Religion

Ancient traditions fill modern souls

From the Hanging of the Greens to love feasts and a Longest Night service, Midlands congregations are reaching back to ancient traditions and ancient times to celebrate Christmas.

At Shandon United Methodist, congregants will gather in candlelight today and Sunday for the sharing of sweet coffee and bread as part of its 28th annual love feast.

Based upon the meals shared in the early Christian church, the love feast emphasizes the unity and love in the Christian community. At Shandon, the love feast includes lessons and carols and pieces by the festival orchestra.

"It is just such a beautiful and moving service that once people go, they want to go again," said MaryAnnCrews. "People don't want to leave it out of their Christmas celebration."

She recalled that the love feast started out as a one-time event, but was so meaningful to the congregation that it now takes up two nights on the church's Advent calendar.

Crews has attended most of the love feasts through the years as either a member of the chancel choir or the congregation.

"Eating together is such a wonderful way to fellowship together," she said.

In fact, early Christians in the Apostolic tradition called these love feasts "agape" from the Greek word for love. The Moravian Church in 1727 resurrected the concept of the early love feast and brought it to America. Since then, many American Protestant churches have adopted some parts of the Moravian tradition.

Another simple gathering on Dec. 21 will mark the Longest Night Service at Shandon Presbyterian Church on Woodrow Street and Trinity Presbyterian Church on Greenlawn Drive.

This, too, goes back to ancient times, even before Christianity, when the rising of the sun signals the end of the longest night and the beginning of longer days.

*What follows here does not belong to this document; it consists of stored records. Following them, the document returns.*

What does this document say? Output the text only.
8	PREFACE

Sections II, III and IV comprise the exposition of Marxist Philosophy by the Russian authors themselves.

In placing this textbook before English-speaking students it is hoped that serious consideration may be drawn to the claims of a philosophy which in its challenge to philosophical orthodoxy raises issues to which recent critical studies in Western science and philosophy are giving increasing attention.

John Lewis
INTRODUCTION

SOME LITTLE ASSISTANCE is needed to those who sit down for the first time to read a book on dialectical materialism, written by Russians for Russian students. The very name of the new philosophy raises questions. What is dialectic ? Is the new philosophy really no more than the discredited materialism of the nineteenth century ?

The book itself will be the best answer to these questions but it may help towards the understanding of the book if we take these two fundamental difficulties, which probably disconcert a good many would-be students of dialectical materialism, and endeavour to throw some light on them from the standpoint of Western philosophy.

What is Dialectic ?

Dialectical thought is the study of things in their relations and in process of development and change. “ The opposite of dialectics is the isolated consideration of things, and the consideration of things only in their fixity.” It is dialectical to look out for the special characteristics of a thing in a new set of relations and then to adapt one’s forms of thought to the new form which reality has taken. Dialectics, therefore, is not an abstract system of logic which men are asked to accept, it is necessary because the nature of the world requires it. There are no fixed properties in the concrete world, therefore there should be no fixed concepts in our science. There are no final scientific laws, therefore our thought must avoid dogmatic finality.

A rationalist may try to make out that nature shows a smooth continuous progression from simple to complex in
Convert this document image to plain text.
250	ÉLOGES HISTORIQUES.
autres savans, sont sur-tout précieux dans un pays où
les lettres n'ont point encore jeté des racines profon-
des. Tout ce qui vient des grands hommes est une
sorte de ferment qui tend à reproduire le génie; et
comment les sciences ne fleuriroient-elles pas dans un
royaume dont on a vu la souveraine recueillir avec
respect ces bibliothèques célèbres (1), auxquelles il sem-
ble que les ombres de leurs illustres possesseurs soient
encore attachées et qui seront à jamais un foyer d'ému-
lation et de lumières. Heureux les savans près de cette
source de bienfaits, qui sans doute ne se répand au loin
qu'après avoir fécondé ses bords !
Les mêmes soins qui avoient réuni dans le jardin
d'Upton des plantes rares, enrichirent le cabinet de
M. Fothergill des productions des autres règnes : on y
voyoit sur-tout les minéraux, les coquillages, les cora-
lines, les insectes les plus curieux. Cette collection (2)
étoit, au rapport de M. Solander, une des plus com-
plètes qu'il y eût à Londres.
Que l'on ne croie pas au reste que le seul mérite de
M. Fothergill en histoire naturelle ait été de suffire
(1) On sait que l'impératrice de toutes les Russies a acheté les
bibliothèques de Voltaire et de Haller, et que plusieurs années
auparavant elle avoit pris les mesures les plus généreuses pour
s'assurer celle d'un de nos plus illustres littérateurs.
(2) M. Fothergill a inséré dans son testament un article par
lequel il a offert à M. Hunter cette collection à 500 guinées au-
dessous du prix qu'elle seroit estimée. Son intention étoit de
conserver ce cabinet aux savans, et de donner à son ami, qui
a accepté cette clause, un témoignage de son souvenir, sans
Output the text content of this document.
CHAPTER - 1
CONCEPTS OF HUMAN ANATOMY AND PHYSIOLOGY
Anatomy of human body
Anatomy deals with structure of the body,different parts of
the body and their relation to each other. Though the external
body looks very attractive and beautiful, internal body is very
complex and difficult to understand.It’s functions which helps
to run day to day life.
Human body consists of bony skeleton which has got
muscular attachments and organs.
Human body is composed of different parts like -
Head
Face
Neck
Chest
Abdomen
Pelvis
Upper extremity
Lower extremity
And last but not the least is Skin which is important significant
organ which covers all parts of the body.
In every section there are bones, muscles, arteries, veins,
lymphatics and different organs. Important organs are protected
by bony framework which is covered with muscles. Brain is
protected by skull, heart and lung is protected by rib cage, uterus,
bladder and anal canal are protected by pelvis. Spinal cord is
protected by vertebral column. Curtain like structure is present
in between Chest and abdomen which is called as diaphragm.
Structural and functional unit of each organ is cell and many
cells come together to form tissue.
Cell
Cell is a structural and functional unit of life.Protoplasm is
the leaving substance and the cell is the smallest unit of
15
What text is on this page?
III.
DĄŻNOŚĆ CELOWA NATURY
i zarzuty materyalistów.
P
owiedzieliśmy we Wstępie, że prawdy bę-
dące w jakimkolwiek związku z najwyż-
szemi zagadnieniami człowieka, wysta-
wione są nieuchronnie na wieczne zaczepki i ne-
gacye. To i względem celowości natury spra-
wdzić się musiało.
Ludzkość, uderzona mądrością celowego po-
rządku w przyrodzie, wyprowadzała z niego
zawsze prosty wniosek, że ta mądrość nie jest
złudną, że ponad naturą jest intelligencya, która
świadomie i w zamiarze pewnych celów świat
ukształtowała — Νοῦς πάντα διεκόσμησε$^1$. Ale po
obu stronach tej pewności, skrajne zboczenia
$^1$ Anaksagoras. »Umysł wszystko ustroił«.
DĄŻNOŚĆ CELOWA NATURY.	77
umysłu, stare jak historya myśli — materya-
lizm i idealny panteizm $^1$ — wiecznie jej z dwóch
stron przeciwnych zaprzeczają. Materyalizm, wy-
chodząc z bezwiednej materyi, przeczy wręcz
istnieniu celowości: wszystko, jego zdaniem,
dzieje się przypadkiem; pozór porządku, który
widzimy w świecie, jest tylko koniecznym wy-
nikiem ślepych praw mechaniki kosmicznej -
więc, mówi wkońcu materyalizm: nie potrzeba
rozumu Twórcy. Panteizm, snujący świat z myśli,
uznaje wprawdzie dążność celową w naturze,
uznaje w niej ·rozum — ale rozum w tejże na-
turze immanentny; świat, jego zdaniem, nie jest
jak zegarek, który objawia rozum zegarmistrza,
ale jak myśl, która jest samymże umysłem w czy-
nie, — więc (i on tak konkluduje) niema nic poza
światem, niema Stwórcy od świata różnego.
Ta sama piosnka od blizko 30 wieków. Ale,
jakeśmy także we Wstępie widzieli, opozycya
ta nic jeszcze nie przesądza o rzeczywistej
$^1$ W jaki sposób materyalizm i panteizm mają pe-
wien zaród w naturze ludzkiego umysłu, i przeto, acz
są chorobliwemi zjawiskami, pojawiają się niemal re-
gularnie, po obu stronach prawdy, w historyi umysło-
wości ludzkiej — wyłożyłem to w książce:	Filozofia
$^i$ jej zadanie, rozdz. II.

The Rev. Agnes Norfleet of Shandon Presbyterian said the liturgy created for the Longest Night is "mindful of the grief and stress that many bear during the Christmas season."

"While many of us bask in the holiday spirit of good cheer, the season of Christmas can be painfully difficult for others," she told the congregation in the church's newsletter.

The service, which will be held at 6 p.m. at Trinity and 7 p.m. at Shandon, will include the singing of Christmas carols, the reading of comforting scriptures, a brief meditation and prayer.

As part of its Advent preparations, St. David's Episcopal Church on Polo Road will hold two services Sunday and Wednesday that will allow people to visit 14 different creches, or Nativity scenes.

The 5:30 p.m. services, called "Stations of the Creche," are patterned on the Lenten tradition of Stations of the Cross, which feature symbols of Christ's journey to the cross. Worshippers who visit each of the Stations of the Creche will be led on a devotional journey with prayer, music and reflections.

The Rev. Bob Chiles, the church's rector, came up with the idea after his family creche, called the Happy Creche, was accepted for inclusion in Mepkin Abbey's annual display, said church member Karin Culp, who has volunteered to help set up the creches.

"I'm so thrilled about this," she said.

The creches run the gamut from traditional to playful, including the smallest made out of toothpicks and black-eyed peas.

They will be on display during the 8 a.m. and 10:30 a.m. Sunday services and on Monday and Tuesday evenings by appointment through the church office, (803) 736-0866.

North Trenholm Baptist Church is among a number of churches that will attempt this holiday season to re-create the feel of first-century Bethlehem, the place of Jesus's birth. Its "A Night in Bethlehem: A Hands-On Holy Land Experience," set for 6-8 p.m. Wednesday, features the market, the census takers and other views of the little town that made history with the birth of the Christ Child.

Westside First Church of God on Delree Street in West Columbia will also re-create the ancient world in its drive-through to the first Christmas Dec. 20, 6:30-8:30 p.m.